On each director server, using the Packet UI, enable BGP for the server and then install bird using the example provided by Packet in the enablement UI.

Since GLB will be receiving the packets, but not locally handling them, the following changes will need to be made to the BIRD configuration:

  • Under filter packet_bgp, add a whitelist for the IPs you allocated above, e.g. if net = 1.2.3.4/32 then accept;
  • Create a new section, using the same allocated IP (in this example, 1.2.3.4) and the local machine's IP as the via (in this example, 10.48.2.1):
protocol static {
  route 1.2.3.4/32 via 10.48.2.1;
}
  • Under protocol kernel, change the import all line to import none. This will prevent the route from being added on the local machine itself, and announce it via BGP only.

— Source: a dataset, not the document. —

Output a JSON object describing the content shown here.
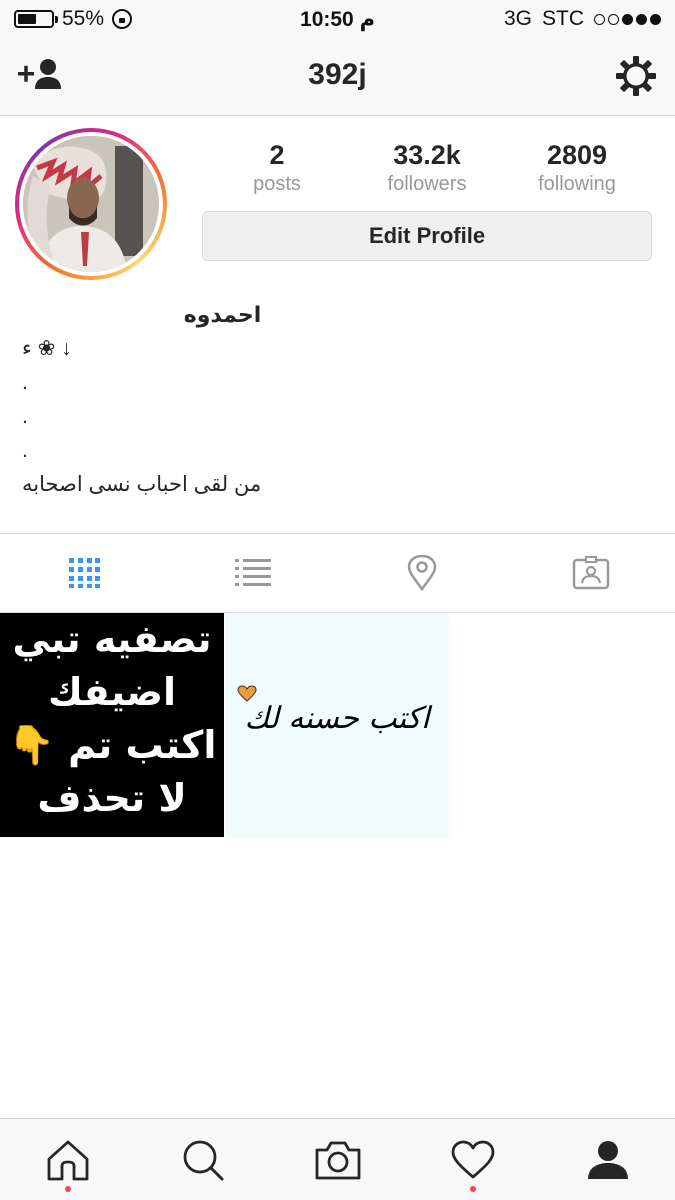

You can validate the route is being exported with the usual:

birdc show protocols all bgp1

Enabling flow bifurcation to get the public IP routed to the VF

To enable flow bifurcation on Packet's X710 NIC (either just the primary, or both if you want bonding):

ethtool --features eno1 ntuple on
echo 1 > /sys/class/net/eno1/device/sriov_numvfs
ip link set eno1 vf 0 spoofchk off
ip link set eno1 vf 0 trust on

The flow filters on the X710 allow directing entire destination IP addresses to the VF using the following (note this is slightly different to what is described in the DPDK docs, since that was for a different driver version):

ethtool -N eno1 flow-type ip4 dst-ip 1.2.3.4 user-def 0x8000000000000000 action 0x100000000 loc 0

Bind the VF to DPDK

DPDK can be installed and hugepages configured for it:

curl -s https://packagecloud.io/install/repositories/github/unofficial-dpdk-stable/script.deb.sh | sudo bash
apt install linux-headers-$(uname -r)
apt install dpdk dpdk-igb-uio-dkms dpdk-rte-kni-dkms
modprobe igb_uio
modprobe rte_kni

mkdir -p /mnt/huge
mount -t hugetlbfs nodev /mnt/huge
echo 512 > /sys/devices/system/node/node0/hugepages/hugepages-2048kB/nr_hugepages

Finally, the VF can be bound to the DPDK driver:

dpdk-devbind --status # note the PCI address of the VF
dpdk-devbind -b igb_uio 0000:03:02.0 # substitute the PCI address of the VF from above

At this point, glb-director should be able to start up and access the VF as configured for DPDK, and Packet-provided IP space should be announced and arrive on that VF. glb-director can then be configured with binds on those IPs.

Bare metal servers in GitHub datacenters, SR-IOV flow bifurcation on Intel X540-AT2 (ixgbe driver)

The most tested installation of GLB powers the edge load balancing in GitHub's physical datacenters. At the time of writing, we run all our GLB nodes on Intel X540-AT2 NICs on Debian Jessie with a backports 4.9 kernel (from Debian Stretch).

We have datacenters using both active-backup bonding and LACP/802.3ad active-active bonding. We use flow bifurcation to match packets destined to load balancer IPs and direct them to a SR-IOV virtual function on each of the underlying bond devices that is completely under DPDK's control. glb-director receives each VF as a DPDK port and does flow forwarding on both of them.

The instructions above for installation on Packet.net are very similar to what we use in our production datacenters (except that it's all automated using configuration management). However, for NICs using ixgbe rather than i40e, the method of passing packets to the VF is slightly different, and matches DPDK's documentation for flow bifurcation.

Notably, we use Jumbo Frames within the datacenter and this simplifies our setup since we always have headroom to encapsulate packets from our transit providers (MTU of 1500).